Cette rubrique bimensuelle sera hétéroclite, car il faut faire feu de tout bois : articles originaux, recensions d’ouvrages (en particulier nord-américains), traduction d’articles importants, interviews d’intellectuels critiques permettront de réarmer la gauche face à des gens dont l’habitus, disait Bourdieu à propos des gauchistes de 68, est foncièrement de droite[9]. L’embarras face à la nomination de leur idole, Pap Ndiaye, à la tête du ministère de l’Éducation d’Emmanuel Macron en dit long… Pourtant, ce ministre très woke est le miroir de leur devenir. On ne sait que trop ce que devient ce type d’avant-garde sociétale autoproclamée.


[1] Voir le consternant livre de Sylvie Laurent, historienne et américaniste (comme tous les importateurs des problématiques et répertoire d’action woke) à Sciences Po Paris, Pauvre petit blanc, Edition de la MSH, 2020.

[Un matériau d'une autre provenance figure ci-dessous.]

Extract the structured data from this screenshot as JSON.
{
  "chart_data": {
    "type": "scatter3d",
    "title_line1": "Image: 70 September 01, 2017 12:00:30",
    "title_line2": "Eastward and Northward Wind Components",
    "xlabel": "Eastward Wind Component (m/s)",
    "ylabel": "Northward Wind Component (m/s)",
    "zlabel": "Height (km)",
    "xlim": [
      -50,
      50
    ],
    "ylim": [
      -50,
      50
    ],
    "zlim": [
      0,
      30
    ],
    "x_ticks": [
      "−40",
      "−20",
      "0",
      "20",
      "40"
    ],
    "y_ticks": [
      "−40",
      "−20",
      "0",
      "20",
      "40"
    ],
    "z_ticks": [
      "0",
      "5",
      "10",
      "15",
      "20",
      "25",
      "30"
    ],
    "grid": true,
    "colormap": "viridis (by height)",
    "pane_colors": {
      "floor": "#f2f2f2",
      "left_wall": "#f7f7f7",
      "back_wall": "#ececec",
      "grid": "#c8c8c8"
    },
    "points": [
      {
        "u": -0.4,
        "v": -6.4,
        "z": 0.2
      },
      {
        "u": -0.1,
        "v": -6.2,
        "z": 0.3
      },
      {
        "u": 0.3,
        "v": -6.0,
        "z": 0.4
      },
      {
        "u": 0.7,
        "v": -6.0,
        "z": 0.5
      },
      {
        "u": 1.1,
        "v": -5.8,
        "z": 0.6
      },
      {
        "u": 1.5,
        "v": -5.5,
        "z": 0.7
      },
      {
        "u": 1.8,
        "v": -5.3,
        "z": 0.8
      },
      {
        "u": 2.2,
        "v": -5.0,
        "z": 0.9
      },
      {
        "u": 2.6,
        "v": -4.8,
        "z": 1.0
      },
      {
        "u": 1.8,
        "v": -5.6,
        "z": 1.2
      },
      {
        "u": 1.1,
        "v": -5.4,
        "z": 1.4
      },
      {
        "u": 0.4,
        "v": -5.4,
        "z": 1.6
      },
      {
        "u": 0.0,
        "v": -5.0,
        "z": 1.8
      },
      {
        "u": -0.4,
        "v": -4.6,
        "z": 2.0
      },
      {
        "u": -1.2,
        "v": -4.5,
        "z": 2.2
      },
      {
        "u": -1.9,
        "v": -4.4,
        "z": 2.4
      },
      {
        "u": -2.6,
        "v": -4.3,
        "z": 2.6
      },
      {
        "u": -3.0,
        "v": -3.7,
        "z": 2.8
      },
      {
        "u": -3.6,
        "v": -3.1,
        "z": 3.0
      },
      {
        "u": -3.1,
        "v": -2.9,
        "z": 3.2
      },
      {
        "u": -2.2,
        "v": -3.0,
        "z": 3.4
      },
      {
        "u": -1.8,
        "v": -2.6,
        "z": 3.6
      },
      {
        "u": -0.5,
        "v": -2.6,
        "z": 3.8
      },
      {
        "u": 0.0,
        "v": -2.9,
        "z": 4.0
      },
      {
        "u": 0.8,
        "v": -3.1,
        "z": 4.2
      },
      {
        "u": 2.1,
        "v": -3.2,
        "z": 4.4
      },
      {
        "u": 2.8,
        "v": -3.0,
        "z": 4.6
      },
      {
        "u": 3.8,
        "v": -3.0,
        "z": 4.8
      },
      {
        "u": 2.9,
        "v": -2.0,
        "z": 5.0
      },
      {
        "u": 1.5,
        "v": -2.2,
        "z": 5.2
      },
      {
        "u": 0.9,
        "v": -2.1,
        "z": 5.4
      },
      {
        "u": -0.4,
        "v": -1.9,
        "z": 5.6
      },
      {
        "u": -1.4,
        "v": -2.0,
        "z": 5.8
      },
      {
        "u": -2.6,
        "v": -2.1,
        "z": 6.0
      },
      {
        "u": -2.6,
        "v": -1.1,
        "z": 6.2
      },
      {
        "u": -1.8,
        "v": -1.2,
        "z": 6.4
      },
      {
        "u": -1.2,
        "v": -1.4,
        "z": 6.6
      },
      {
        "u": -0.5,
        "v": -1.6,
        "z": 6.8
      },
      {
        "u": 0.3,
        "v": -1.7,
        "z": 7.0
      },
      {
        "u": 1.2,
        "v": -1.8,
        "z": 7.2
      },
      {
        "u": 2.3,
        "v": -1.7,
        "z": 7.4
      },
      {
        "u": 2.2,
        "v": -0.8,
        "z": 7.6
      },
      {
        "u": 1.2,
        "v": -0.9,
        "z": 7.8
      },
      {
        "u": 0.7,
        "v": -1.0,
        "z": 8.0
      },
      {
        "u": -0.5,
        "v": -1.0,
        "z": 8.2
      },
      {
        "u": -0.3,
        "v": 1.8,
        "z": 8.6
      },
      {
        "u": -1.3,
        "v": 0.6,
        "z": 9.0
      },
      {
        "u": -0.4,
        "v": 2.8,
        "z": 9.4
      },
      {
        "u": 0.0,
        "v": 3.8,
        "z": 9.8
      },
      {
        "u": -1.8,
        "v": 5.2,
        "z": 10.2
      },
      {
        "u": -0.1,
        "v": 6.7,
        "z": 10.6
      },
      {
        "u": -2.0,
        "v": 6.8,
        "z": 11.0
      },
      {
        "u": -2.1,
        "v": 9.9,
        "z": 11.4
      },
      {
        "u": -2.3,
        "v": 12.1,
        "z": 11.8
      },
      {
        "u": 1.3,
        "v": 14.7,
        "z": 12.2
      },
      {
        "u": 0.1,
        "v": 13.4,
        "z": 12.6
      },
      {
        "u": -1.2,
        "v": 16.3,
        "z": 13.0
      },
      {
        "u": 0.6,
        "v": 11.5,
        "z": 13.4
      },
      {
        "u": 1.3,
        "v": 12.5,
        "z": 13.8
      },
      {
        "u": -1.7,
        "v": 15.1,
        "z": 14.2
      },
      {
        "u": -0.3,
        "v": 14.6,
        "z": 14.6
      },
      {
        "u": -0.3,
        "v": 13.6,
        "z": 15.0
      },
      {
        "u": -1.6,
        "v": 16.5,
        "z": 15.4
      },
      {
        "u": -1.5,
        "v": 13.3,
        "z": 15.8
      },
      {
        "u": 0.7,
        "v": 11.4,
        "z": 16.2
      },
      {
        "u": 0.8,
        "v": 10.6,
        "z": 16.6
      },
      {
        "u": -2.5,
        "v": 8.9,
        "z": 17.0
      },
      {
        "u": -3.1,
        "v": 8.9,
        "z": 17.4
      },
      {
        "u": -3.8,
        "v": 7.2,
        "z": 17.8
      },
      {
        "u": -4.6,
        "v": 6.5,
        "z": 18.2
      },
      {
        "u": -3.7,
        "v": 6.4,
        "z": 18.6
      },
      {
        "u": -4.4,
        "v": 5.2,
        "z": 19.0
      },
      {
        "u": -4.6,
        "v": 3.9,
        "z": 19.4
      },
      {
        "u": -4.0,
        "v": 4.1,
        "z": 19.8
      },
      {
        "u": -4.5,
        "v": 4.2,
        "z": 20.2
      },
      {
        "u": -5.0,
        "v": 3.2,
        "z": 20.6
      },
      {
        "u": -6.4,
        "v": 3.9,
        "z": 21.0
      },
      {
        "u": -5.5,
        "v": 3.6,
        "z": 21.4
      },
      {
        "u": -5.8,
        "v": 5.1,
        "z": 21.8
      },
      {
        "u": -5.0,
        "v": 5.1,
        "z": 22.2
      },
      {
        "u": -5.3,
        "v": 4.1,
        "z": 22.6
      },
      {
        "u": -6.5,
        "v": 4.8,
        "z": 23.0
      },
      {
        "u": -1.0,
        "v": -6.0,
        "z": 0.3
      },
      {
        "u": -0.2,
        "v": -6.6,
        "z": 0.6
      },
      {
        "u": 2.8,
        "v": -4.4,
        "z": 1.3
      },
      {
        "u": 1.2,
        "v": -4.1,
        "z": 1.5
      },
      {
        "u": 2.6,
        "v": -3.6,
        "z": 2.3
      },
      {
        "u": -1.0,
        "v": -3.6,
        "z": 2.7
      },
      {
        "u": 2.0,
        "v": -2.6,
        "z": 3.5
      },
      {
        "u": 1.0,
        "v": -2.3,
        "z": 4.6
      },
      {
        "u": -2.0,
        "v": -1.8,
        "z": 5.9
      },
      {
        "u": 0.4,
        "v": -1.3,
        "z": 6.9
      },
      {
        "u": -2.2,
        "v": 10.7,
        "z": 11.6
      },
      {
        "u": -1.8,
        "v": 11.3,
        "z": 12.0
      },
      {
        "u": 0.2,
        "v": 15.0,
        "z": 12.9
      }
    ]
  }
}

[2] Cinzia Arruzzia, Thiti Bhattacharya, Nancy Fraser, Manifeste. Féminisme pour les 99 %, Paris, La Découverte, 2019.

[3] Ces entretiens ont eu lieu en 2022. Nous avons aussi interrogé des intellectuels français.

[4] https://www.gaucherepublicaine.org/a-la-une/america-america-ultimes-considerations-sur-la-guerre-des-gauches/7421188 et https://www.gaucherepublicaine.org/respublica-culture/respublica-medias-respublica-culture/retour-a-lenvoyeur/7420676

[5] Le lecteur peut remplacer raciste par sexiste.

[6] Dans ReSPUBLICA, Un extrait de Frantz Fanon, Peau noire, masques blancs, 1952, et Nous vivons une séquence formidable !

[7] François Sureau, « Nous nous sommes déjà habitués à vivre sans la liberté », Le Monde, 24 septembre 2019.

[8] Ici l’écriture inclusive s’impose tant ce mouvement est « matridominant » comme l’a remarqué à juste titre Emmanuel Todd dans Où en sont-elles ?, Paris, Seuil, 2022. Le woke arrête ici sa lecture, car le woke aime les listes noires.